Spoutnik est un cinéma historique né en 1986 dont l’engagement est resté fidèle à sa ligne de résistance.
Cinéma satellite au sein de l’Usine, cinéma tournant en orbite à l’intérieur de Genève, cinéma gravitant autour d’œuvres hors-système, d’astres invisibles ou de planètes mal connues, Spoutnik est un appareil qui permet de créer des microcosmes en dehors de la rentabilité-machine-industrie du cinéma commercial. C’est un espace dédié aux films — mais pas que — qui expérimentent, cherchent, et s’interrogent, à la marge.

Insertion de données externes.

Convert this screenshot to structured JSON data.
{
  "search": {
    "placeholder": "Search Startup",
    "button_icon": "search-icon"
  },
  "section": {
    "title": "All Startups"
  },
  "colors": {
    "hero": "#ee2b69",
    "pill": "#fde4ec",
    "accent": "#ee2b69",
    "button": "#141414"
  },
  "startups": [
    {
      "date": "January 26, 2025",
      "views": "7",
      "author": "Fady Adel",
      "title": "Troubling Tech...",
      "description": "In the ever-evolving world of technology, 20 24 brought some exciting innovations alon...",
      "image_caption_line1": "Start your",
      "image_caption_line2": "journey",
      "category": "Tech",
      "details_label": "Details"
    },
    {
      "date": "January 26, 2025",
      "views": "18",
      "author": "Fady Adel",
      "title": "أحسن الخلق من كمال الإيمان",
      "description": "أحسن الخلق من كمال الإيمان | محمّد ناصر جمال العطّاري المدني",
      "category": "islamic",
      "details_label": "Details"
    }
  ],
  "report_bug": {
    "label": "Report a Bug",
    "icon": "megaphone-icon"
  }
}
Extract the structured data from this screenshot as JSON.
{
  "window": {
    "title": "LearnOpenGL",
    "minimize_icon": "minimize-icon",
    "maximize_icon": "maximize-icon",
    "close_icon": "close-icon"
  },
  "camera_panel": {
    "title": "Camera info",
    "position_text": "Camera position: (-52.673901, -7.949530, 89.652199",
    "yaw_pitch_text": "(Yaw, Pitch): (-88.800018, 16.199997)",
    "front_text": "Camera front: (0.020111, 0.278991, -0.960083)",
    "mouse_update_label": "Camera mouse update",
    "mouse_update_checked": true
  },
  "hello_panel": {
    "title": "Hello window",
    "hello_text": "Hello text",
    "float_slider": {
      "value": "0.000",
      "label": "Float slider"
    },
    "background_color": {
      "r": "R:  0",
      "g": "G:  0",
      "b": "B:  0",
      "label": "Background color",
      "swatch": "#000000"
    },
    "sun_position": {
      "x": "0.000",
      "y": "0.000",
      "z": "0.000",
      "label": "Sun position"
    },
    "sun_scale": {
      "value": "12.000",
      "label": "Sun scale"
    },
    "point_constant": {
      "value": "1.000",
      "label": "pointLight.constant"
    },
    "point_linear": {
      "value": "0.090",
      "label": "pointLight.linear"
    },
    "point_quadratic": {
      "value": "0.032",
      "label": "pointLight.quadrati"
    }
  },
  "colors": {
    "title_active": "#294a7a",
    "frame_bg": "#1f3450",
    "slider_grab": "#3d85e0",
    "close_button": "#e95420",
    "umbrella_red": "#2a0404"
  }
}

Avec l’appui de l’Etat et de la Ville de Genève, du Fond Culturel Sud, du Département des affaires culturelles et de la Loterie Romande.
Concerning Violence Göran Hugo Olsson et Sophie Vukovic avec voix Lauryn Hill
USA, Suède, Danemark
· 2013 ·
89'
| VOstFR
VEN 14.11 - 20:30
DIM 23.11 - 19:00
C’est à une réflexion sur la violence comme outil de
résistance et de libération que nous invite le documentaire du
réalisateur suédois Göran Hugo Olsson. Concerning Violence se veut un hommage et une illustration des Damnés de la terre, le dernier ouvrage de Frantz Fanon, publié l’année de sa mort en 1961.
Le
film s’ouvre avec une préface éclairée et engagée de Gayatri
Chakravorty Spivak, professeure à Colombia et connue pour ses travaux
sur les « subalternes »1,
qui rappelle la trajectoire de Frantz Fanon. Né en 1925 en Martinique,
il grandit dans une famille bourgeoise et se rend en métropole lorsqu’il
s’engage dans les forces gaullistes, puis, après 1945, pour suivre ses
études de médecine. Il réalise que ses privilèges de classe ne valent
rien aux yeux des Blancs. Il va se servir de son expérience vécue pour
analyser la colonisation dans le monde, mais surtout en Algérie, où il
exerce comme psychiatre et s’engage dans la lutte pour l’indépendance.
Pour Spivak, il ne s’est pas contenté de vouloir comprendre la
colonisation, mais il a tenté d’agir par rapport à elle, ce qu’il a fait
grâce à la psychiatrie, en soignant ceux qui ont souffert de la
violence.
Le film se concentre sur les réflexions de Fanon sur la violence, qu’il mène dans la première partie des Damnés de la terre et
dans lesquelles Jean-Paul Sartre, rédacteur de la préface à la première
édition, a surtout vu une apologie de la violence. Or, comme Spivak le
rappelle, Fanon considère la violence comme le dernier recours des
colonisés, « parce qu’il n’y a pas d’autre réponse possible à une
absence absolue de réponse et à un exercice absolu de la violence érigée
en loi de la part des colons ». La leçon de Fanon est qu’il faut
utiliser les armes des colons contre eux : selon lui, le colonialisme
est « la violence à l’état de nature et ne peut s’incliner que devant
une plus grande violence »2. Dans cette optique, la violence du colonisé est pensée comme inévitable, et elle se justifie parce qu’elle est seconde.